Variability of mixed layer turbulence in the Bay of Bengal during a MISO event: an LES study

Hieu T Pham, University of California San Diego, Mechanical and Aerospace Engineering, La Jolla, CA, United States, Sutanu Sarkar, Univ California at San Diego, La Jolla, CA, United States, Leah Johnson, Brown University, Providence, RI, United States, Qing Li, Los Alamos National Laboratory, Los Alamos, NM, United States, Baylor Fox-Kemper, Brown University, Earth, Environmental and Planetary Sciences, Providence, RI, United States and Peter P Sullivan, National Center for Atmospheric Research, Mesoscale Microscale Meteorology, Boulder, CO, United States
Abstract:
During an event of Monsoon Intra-seasonal Oscillations (MISO) in the Bay of Bengal, the vertical heat transport in the mixed layer is influenced by the strong modulations of rainfall, wind stress and surface heat fluxes.

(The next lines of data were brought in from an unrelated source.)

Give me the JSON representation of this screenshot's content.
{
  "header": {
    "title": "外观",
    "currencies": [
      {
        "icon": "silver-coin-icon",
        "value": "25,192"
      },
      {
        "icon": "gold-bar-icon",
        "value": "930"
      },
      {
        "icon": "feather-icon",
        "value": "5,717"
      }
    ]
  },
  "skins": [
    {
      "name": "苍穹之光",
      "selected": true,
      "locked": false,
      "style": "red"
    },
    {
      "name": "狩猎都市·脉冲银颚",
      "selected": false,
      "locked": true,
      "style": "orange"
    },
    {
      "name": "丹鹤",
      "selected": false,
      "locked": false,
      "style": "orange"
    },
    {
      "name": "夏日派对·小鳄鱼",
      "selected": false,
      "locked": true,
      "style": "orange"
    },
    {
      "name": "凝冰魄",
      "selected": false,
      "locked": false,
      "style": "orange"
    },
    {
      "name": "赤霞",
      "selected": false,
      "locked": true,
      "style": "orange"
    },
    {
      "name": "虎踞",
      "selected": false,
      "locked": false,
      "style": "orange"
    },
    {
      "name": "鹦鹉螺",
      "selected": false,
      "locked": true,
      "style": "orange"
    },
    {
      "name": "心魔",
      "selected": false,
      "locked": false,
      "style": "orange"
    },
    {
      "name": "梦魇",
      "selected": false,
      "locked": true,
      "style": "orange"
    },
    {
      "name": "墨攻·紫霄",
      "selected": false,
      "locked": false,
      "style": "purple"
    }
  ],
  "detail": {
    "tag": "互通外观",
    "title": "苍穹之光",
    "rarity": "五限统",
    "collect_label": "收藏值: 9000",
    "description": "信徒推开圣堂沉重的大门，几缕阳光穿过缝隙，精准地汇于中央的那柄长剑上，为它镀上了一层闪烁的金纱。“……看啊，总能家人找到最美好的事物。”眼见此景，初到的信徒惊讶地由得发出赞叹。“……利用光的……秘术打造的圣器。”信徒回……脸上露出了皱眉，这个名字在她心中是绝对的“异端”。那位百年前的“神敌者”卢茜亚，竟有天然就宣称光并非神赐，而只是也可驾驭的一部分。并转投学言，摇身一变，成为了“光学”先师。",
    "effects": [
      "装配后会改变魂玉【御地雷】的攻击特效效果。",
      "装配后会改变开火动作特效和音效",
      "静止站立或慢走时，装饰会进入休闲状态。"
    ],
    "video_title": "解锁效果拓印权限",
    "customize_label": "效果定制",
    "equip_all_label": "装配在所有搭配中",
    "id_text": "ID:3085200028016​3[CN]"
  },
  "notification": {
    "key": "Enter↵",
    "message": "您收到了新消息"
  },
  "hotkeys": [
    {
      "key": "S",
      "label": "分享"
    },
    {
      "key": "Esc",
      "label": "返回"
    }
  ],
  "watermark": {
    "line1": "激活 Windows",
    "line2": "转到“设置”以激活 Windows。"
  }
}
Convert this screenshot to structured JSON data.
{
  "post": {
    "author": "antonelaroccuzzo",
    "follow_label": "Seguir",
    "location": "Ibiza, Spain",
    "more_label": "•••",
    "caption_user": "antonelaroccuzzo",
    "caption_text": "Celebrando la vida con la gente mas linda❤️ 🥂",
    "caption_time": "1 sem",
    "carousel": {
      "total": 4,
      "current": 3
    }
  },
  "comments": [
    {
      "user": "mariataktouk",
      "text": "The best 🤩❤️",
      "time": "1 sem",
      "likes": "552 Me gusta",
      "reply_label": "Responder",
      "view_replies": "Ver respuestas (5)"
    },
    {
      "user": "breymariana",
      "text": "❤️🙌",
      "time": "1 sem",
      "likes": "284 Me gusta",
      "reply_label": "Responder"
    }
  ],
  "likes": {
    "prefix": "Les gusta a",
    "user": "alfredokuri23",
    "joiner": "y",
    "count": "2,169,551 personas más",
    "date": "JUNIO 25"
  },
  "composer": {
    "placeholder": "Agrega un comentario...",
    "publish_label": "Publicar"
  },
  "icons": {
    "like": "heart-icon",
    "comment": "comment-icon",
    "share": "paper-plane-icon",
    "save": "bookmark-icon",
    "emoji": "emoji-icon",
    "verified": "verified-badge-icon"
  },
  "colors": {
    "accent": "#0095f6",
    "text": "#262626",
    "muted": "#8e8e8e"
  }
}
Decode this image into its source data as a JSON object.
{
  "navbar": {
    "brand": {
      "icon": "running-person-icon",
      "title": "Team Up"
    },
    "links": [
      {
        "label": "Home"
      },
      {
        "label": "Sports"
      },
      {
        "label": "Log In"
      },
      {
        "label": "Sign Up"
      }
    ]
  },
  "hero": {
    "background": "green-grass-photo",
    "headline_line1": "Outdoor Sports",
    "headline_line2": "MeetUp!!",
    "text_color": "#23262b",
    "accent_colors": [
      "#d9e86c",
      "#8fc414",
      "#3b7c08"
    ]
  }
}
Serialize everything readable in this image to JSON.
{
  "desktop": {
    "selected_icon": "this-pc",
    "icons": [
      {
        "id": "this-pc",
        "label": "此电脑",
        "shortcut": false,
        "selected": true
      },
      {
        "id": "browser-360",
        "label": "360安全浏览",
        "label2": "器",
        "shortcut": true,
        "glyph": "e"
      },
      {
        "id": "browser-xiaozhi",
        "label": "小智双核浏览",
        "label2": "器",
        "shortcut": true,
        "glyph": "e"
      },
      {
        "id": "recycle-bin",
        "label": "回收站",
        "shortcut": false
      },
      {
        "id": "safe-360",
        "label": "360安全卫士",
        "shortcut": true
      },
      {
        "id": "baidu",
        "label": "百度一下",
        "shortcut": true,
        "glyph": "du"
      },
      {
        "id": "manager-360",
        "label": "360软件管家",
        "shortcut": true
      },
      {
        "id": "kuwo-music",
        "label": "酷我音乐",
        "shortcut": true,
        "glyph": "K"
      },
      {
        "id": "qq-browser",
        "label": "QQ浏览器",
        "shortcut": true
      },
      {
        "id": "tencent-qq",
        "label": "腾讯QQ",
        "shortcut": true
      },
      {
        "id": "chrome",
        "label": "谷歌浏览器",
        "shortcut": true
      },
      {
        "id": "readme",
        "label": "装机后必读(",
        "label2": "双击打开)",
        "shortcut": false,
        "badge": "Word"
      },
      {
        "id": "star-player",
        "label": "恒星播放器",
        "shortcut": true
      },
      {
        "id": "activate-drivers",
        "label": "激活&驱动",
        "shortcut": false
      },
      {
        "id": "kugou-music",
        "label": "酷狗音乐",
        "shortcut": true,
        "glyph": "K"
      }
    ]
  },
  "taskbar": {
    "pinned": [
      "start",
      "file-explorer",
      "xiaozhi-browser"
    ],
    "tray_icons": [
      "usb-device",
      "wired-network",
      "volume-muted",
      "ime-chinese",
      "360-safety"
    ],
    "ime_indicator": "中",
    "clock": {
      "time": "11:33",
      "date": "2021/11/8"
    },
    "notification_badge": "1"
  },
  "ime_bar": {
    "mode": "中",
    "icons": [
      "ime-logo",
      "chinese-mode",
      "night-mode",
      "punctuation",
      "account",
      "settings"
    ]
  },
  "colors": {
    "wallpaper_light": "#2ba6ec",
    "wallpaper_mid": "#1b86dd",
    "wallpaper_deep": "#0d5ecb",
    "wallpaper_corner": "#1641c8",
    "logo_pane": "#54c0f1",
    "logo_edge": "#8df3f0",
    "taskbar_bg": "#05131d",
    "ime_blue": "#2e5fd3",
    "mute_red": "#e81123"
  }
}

The heat transport is also affected by the variability of mixed layer depth (MLD) in the Bay, e.g., a shallower MLD due to the large freshwater influx in the northern part of the Bay. Large-eddy simulations (LES) are performed to contrast the heat budget in two different configurations of the mixed layer: (1) a deep mixed layer representative of the southern part of the Bay, and (2) a shallow mixed layer capped by a barrier layer with thermal inversion, a condition that is typically observed in the northern part of the Bay. Both model configurations are forced by the observational data collected during an MISO event which includes periods of weak and strong wind, episodic rain and diurnally varying heat fluxes. The effect of Langmuir turbulence is also included in the LES model. Under the condition of steady wind and strong warming flux, a diurnal warm layer with enhanced shear and stratification develops during morning periods in both cases. The enhanced shear descends toward the bottom of the mixed layer during the day and causes a burst of turbulence in the late afternoon. Enhanced shear and turbulent mixing are also observed after a period of rainfall. In the case of the shallow mixed layer, when the wind burst is sufficiently strong, the mixed layer penetrates through the barrier layer and exposes the warmer water to the surface. Turbulence and the associated transport of heat across the ocean boundary layer will be contrasted quantitatively between the two configurations.